Is advantage playing against the rules? I know next to nothing about casinos, but my understanding from the NYT article is that the rules don’t explicitly forbid it. This is not surprising, because such rules would be impossible to enforce in any consistent manner. The fact that casinos kick out suspicious players doesn’t show the players are breaking the rules. Casinos can kick out anyone they want, as long as they don’t violate discrimination laws. So advantage playing is not cheating, and we have yet to find a reason it is unethical.
We can ask if advantage playing is ungeneralizable on some grounds other than violation of the rules. This depends on the reasons that advantage players do what they do. Presumably, the reasons are that they are gamblers, they are capable of mastering the techniques, they are willing to invest the time, and the techniques win them more money. Would they still win more money if all capable gamblers willing to invest the time became advantage players? If not, advantage playing is ungeneralizable and unethical.
I think we have to say that the advantage of advantage playing would decrease if it were generalized in this way. Casinos are already taking measures to defeat the growing numbers of advantage players, making it harder for them to profit. If all capable gamblers learned the tricks, it would become even harder to profit, although perhaps still possible.
This means that an advantage player can pass the generalization test only if he/she would be willing to learn and use the techniques if the payoff were as small as it would be if all other capable gamblers did the same.
How about investing? It is perhaps a form of gambling, but it is not a game, except in a metaphorical sense. Investors are obligated to obey the rules of the exchange in which they participate, but these are not rules of a game. So there is no possibility of “cheating” in this sense. There is an implied agreement to abide by the rules of the exchange, and certainly to observe securities regulations, but I take it that many advanced tools are consistent with exchange rules and legal regulations.
We can apply a generalization test similar to that we used for casinos. Again, the key to the test is why professional investors/traders use advanced tools. Maybe they do it because they are investors who are smart enough to master the tools, and because it earns them more money. If so, the professional investor’s behavior is generalizable if he/she would be willing to learn and apply advanced tools if the reward for doing so were as small as it would be if all smart investors did the same.

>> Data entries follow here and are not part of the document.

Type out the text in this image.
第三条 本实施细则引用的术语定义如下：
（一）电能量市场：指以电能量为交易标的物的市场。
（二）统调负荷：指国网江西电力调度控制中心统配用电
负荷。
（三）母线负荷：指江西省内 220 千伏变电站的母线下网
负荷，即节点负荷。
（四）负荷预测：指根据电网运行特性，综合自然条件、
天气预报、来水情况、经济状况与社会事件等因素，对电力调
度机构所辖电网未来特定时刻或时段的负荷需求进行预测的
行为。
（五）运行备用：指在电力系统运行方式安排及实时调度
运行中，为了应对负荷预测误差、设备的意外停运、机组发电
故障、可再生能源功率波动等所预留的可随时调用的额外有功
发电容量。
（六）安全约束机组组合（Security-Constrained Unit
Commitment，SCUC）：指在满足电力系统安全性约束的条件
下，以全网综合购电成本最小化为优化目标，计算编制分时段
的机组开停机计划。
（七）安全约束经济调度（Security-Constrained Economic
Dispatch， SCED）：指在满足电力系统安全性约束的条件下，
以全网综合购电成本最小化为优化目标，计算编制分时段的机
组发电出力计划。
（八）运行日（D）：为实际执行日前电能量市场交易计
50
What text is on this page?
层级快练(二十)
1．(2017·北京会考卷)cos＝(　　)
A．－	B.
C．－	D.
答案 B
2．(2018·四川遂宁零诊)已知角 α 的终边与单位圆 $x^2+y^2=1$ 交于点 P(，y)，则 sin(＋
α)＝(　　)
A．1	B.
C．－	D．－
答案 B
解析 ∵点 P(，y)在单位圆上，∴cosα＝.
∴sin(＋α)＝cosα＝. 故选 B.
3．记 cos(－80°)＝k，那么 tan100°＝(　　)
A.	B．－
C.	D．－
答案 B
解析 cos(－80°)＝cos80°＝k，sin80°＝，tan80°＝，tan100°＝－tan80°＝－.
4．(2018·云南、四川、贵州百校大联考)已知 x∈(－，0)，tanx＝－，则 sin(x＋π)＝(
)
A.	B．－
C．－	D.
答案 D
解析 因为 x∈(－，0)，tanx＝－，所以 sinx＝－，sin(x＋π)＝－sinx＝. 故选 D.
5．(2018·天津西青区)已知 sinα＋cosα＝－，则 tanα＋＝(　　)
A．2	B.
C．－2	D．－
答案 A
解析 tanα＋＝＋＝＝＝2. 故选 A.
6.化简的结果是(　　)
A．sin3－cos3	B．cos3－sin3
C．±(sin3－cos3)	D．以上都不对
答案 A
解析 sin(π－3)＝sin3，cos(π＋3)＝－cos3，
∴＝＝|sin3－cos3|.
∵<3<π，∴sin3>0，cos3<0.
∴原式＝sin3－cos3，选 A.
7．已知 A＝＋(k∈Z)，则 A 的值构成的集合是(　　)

I’m not a finance person and can’t predict the effect on financial markets of more widespread use of advanced tools. Maybe it would further alienate ordinary investors, causing financial markets and capital formation to shrink (a similar argument is used against insider trading). If this would remove the incentive for advanced financial training, using advanced tools in the markets is not generalizable. This seems something of a stretch. In any case, the reason for using advanced tools may be narrower. Maybe investors do it only because it is part of their job. This is easier to generalize without removing the rationale for advanced training.
One might complain that even if using advanced tools is generalizable, it is “unfair” and inconsistent with a “level playing field.” I don’t know how to judge what is “fair” or even why trading should be “fair” in some sense.
The “level playing field” metaphor applies to the design of the system rather than the behavior of players in it. The metaphor is not very helpful. Maybe a football game should be played on a level field, but investing is not a game.
Still, there may well be ethical problems with the financial system. The advantage it gives professional investors may reduce utility because it alienates ordinary investors. It may be deceptive, because many investors may be unaware of how the system is rigged. It may do social harm by contributing to financial instability or to income and wealth inequality.
Yet if finance professionals can ethically participate in the system at all, given whatever defects it has, I find it hard to make a case that there is anything wrong with using advanced tools that bring a higher reward.